High risk of carbon myopia and inconsistent silos
By placing a carbon value on land based systems without taking into account water, biodiversity, social dynamics, and ecosystem services more broadly, projects seeking to generate credits under this framework are at risk of creating carbon tunnel vision. There is often a tradeoff between fast growing carbon stocks and a highly biodiverse and resilient area. In areas experiencing drought exacerbated by a warming climate, water is also an increasingly important concern for many projects.
Inconsistent quantification of project area boundaries occurs on two counts. First, when the method selected to establish baselines uses proprietary algorithms, or is unable to take into account better methods for carbon estimation. Second, on the fact that the only quantifiable metric used for offsets is carbon, thereby neglecting related information from other societal and ecological indicators across those project area boundaries.

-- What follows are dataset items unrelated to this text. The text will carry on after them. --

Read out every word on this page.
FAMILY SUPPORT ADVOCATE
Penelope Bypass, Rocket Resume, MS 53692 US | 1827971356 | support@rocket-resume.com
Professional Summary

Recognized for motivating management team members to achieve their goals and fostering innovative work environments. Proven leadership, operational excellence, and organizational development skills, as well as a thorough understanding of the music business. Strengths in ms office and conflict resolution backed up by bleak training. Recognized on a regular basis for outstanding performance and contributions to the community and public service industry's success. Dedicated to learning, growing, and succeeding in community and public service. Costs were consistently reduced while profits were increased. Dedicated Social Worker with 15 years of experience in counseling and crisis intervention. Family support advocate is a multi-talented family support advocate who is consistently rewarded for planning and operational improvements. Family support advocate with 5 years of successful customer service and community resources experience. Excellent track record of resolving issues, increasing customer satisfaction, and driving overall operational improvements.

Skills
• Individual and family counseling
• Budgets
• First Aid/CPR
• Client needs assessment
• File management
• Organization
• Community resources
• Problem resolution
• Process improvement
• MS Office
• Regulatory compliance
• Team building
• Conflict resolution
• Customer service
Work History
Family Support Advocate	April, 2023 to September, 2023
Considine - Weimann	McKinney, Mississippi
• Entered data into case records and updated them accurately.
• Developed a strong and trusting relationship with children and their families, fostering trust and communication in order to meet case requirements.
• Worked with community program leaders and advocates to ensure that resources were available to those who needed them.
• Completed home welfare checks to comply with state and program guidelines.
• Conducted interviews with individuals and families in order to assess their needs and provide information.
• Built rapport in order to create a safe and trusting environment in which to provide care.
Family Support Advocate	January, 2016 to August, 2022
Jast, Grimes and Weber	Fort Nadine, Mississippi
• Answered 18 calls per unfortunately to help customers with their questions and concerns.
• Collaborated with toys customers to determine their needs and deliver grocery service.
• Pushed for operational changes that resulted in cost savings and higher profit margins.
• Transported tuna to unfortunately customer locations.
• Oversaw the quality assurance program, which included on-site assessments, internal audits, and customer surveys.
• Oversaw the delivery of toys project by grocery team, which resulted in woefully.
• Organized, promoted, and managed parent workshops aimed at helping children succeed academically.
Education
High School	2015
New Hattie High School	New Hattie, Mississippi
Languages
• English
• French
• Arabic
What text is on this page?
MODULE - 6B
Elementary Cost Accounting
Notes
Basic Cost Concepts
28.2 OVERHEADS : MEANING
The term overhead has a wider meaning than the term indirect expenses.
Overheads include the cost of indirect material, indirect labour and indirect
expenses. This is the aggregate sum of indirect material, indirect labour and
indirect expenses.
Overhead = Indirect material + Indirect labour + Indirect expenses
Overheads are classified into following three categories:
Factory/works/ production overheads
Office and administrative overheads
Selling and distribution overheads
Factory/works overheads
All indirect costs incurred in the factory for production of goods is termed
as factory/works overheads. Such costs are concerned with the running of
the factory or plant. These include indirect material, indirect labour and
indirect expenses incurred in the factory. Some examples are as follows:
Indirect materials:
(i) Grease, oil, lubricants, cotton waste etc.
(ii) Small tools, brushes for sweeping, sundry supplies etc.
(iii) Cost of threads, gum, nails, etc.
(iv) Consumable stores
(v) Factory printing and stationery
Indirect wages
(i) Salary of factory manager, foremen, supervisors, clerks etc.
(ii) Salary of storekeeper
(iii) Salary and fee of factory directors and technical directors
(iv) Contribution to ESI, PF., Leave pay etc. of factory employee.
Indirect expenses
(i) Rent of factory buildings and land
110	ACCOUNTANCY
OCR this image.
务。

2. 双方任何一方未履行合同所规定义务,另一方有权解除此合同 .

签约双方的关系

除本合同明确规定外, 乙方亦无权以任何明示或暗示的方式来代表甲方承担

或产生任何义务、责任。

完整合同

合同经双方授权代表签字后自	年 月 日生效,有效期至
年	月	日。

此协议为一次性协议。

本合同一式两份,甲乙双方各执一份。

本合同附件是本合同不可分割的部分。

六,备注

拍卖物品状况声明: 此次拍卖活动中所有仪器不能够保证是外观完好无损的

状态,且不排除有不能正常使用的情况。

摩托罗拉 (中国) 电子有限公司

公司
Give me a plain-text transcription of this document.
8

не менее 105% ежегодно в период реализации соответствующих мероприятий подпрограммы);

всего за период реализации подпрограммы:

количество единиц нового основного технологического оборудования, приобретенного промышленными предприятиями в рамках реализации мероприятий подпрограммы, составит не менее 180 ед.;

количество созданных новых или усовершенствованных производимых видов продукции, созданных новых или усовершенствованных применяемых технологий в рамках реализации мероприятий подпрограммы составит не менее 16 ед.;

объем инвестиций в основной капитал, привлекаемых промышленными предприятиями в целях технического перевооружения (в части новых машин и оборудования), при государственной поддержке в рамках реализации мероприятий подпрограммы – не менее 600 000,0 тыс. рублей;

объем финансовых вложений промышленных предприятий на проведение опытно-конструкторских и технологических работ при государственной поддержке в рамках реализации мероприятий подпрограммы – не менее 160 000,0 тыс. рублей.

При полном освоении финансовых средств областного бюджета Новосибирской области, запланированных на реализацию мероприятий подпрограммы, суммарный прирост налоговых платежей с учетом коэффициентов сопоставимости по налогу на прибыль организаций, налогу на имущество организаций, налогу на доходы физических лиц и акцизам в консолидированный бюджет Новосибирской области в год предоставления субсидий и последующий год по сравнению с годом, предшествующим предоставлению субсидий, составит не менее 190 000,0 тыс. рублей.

True permanence is not possible on nature based solutions
Carbon as an element moves through a system. Natural cycles affect the persistence or residence time of the carbon in any sink. Current methodologies for nature based solutions assume a 100 year time for sequestration but the payment is for a shorter period of time. This means that people are only paid for delivering permanence for a portion of when it’s possible.
Establish flexible frameworks for multiple high integrity asset classes
We believe that the voluntary carbon markets can become a valuable innovation sandbox for collecting and distributing funding for acting on climate. We do not think that they should only be developed for balancing fossil carbon emissions, but can go beyond as a structure that accurately quantifies, and rewards climate positive activity. Moving beyond permanence, and financial additionality, voluntary carbon offset markets could simply create ways to reward actors who are reducing, retaining, or removing carbon. Actors able to retain carbon can be rewarded for both their retention and accrual, and funding through carbon market structures can be used as catalytic finance to more efficient ways to produce foods, fuels, and fibers.
Include data interoperability as a principle to drive greater climate impact
Instead of approving siloed tools in bespoke processes, voluntary carbon markets could create standards around trusted databases, and support core data standards and parameters for tools selected for explicit opportunities for interoperability and compatibility. This could ensure greater apples to apples comparisons and work toward consistency for scope 1, 2, and 3 accounting. Moreover, this data has linkages to supply procurement decisions, business intelligence at the project and enterprise level, insets, and other forms of catalytic finance. As the monitoring, reporting, and verification (MRV) industry increasingly digitizes, this presents an opportunity to ensure truly accurate data that has uses for other purposes. This will have an added value of producing lower cost, and more accurate MRV system.